Teens were randomly pulled from their classroom and were treated like they were dead. They were isolated and were allowed no contact with the outside world.
The week culminated with a mock DUI crash. Students watched as firefighters rapidly extricated victims from the wreckage as they tore apart cars. As a former journalist that covered multiple drunk driving accidents, the scenerio was as real as any real-life crash.
As I stood watching this mock DUI crash, I looked across at the many students standing on the sidewalk and wondered, "will this moment impact their decisions?" I certainly hope it does.

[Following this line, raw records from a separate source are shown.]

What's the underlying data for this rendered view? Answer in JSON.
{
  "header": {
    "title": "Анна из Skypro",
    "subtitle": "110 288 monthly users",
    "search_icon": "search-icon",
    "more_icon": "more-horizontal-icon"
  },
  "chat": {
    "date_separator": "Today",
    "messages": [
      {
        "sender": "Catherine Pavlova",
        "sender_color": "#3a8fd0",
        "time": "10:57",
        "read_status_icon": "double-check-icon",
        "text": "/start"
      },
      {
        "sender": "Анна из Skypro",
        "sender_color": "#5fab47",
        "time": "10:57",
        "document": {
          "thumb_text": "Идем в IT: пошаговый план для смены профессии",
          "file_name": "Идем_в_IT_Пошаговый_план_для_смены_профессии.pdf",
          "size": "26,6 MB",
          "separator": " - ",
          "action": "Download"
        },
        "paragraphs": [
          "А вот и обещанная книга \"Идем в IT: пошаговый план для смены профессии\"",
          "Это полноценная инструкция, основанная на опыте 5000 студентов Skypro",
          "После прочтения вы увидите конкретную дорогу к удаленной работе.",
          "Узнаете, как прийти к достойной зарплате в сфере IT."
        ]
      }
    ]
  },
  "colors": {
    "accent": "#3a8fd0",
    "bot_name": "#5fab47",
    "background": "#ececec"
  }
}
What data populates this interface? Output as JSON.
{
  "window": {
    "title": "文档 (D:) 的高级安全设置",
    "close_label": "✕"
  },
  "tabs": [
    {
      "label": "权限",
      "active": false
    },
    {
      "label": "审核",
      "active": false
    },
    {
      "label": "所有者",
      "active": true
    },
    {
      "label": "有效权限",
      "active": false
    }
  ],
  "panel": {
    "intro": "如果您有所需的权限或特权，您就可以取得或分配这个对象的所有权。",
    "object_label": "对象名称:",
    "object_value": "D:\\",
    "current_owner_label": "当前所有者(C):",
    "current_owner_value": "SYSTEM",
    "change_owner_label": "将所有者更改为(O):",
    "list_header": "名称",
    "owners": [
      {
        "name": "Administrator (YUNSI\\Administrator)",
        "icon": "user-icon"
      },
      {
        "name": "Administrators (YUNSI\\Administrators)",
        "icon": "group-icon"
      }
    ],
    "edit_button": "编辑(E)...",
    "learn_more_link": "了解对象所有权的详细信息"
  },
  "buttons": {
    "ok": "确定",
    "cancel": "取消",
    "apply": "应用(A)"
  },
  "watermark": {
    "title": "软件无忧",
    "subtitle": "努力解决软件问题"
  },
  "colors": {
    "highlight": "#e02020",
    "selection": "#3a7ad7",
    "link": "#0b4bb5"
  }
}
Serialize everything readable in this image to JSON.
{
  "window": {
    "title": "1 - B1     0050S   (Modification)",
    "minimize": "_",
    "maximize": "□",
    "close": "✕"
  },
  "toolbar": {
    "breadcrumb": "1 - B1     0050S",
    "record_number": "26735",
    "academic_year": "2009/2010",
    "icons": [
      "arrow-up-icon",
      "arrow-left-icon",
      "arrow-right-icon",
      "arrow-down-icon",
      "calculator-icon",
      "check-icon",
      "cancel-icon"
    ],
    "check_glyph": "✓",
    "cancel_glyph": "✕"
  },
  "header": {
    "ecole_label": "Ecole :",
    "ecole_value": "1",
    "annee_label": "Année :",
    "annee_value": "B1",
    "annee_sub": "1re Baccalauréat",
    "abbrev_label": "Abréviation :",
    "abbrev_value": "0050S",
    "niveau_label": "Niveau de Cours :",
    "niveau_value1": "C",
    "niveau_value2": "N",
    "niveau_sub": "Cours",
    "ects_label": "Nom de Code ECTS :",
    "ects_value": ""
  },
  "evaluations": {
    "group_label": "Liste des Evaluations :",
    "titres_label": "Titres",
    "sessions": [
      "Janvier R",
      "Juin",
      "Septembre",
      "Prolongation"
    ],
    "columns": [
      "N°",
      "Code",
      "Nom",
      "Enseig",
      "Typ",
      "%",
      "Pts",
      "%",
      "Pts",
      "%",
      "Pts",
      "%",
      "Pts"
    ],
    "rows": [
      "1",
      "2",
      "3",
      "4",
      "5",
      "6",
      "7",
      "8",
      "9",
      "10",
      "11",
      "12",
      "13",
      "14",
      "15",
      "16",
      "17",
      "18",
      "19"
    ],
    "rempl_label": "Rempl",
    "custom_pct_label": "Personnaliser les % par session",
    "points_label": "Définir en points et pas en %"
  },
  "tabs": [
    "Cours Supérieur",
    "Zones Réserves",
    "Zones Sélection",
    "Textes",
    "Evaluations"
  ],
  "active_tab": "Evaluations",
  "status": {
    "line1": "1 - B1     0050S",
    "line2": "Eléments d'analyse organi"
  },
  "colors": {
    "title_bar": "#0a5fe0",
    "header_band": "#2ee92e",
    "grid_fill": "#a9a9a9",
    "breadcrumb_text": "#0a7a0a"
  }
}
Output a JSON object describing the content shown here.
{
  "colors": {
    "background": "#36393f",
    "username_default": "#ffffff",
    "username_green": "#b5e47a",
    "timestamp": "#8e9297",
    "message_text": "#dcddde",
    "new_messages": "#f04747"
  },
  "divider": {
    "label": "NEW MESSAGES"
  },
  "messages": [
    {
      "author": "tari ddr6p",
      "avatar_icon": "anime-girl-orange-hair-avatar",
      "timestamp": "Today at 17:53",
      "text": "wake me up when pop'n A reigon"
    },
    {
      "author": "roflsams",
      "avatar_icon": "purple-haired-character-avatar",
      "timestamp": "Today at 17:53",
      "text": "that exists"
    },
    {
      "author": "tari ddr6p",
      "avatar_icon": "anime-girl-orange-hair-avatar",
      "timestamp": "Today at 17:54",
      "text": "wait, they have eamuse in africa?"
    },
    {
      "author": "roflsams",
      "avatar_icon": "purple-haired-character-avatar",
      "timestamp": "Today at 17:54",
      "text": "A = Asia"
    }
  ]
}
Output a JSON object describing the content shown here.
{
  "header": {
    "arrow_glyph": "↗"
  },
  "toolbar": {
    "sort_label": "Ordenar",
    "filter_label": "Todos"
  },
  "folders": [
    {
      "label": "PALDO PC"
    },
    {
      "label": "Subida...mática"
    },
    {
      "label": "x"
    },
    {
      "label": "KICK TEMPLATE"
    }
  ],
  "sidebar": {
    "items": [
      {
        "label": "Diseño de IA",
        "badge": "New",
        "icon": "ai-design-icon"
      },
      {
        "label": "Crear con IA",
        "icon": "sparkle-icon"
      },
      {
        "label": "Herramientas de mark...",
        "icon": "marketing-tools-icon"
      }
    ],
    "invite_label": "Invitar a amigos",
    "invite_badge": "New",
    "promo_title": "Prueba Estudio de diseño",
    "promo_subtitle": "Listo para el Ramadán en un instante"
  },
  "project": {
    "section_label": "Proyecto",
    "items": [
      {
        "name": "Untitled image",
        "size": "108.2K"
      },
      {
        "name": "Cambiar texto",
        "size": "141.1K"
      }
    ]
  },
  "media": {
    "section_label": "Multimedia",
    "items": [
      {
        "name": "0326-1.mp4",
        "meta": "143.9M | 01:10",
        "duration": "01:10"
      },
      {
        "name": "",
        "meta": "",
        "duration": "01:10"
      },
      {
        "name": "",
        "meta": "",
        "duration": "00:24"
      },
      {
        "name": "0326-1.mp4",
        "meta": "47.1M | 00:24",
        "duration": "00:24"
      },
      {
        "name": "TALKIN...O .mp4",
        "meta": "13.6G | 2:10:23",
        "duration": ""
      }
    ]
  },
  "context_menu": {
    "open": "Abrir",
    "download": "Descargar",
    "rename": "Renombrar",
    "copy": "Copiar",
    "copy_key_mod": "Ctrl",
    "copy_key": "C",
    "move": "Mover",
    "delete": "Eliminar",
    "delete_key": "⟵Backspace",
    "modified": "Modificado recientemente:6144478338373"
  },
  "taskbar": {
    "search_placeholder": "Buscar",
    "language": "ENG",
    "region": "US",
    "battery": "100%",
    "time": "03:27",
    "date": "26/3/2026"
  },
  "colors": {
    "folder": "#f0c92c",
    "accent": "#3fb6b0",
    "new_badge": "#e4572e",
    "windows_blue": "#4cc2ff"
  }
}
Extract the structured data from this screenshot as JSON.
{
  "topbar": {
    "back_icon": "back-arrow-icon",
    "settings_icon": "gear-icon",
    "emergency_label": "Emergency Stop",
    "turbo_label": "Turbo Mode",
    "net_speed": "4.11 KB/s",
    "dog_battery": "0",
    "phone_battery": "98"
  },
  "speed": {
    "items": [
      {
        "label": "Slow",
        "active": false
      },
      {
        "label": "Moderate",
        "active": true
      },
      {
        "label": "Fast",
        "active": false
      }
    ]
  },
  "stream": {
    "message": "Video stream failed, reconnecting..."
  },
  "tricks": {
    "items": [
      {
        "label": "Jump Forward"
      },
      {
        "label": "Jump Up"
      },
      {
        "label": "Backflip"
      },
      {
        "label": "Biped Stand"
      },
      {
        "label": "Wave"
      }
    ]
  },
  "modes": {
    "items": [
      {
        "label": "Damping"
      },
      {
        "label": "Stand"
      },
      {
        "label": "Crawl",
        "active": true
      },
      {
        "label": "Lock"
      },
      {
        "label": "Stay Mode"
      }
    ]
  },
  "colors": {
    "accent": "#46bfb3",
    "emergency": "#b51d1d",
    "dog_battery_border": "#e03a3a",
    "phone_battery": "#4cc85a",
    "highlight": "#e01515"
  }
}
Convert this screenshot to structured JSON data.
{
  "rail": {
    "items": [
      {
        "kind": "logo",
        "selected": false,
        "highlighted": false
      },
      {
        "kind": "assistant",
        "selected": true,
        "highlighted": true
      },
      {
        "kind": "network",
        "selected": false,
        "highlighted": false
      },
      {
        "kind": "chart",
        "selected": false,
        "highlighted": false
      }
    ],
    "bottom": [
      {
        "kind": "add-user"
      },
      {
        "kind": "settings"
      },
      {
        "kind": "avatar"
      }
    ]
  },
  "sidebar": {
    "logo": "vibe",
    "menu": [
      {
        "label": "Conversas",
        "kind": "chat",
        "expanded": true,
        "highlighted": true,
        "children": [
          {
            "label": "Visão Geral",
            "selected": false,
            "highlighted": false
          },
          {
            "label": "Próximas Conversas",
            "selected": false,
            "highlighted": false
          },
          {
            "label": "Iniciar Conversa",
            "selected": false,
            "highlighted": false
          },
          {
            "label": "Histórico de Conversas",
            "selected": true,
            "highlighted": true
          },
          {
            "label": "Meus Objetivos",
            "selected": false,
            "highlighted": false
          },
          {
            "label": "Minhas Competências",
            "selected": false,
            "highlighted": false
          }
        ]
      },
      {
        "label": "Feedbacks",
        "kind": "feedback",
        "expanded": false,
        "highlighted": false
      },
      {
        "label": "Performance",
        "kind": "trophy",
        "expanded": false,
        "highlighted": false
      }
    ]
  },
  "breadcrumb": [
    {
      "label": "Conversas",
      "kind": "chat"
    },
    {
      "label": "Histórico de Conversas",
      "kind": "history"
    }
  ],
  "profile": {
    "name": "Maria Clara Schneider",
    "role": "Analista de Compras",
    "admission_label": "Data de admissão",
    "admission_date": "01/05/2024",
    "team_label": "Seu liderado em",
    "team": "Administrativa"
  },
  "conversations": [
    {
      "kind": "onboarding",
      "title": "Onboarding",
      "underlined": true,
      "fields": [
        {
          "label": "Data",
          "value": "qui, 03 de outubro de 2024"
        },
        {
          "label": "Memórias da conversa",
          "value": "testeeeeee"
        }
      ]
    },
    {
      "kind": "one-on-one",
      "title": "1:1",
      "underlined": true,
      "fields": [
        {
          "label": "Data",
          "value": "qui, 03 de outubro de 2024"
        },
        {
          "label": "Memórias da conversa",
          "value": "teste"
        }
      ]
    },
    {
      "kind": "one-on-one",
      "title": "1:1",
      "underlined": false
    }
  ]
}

Back when I was in high school, a student was killed in a drunk driving accident after he was violently ejected from the car he was driving. He and another teen both left a party drunk and decided to borrow a friend's car for a joy ride. Speed, road conditions and his impaired abilities dangerously mixed causing the fatal crash.
In the days following this young man's death, fellow students made a make-shift memorial at the crash location, among the articles left in rememberance was a stack of beer cans. His friends said, "that's how he would have wanted to die."
I imagine that that young man would have said differently and given a second chance would rather have made a different decision on that fateful night. I imagine that he would rather be living and experiencing life then buried 6-feet under.
I also imagine that the friend, who leant him the car, would have rethought giving him the keys to the car. The guilt he must carry now in his adulthood.
I hope teens every where understand the lasting affects of drunk driving, or even drinking under age. I hope teens let their desire to live affect their decisions to engage in risky behavior.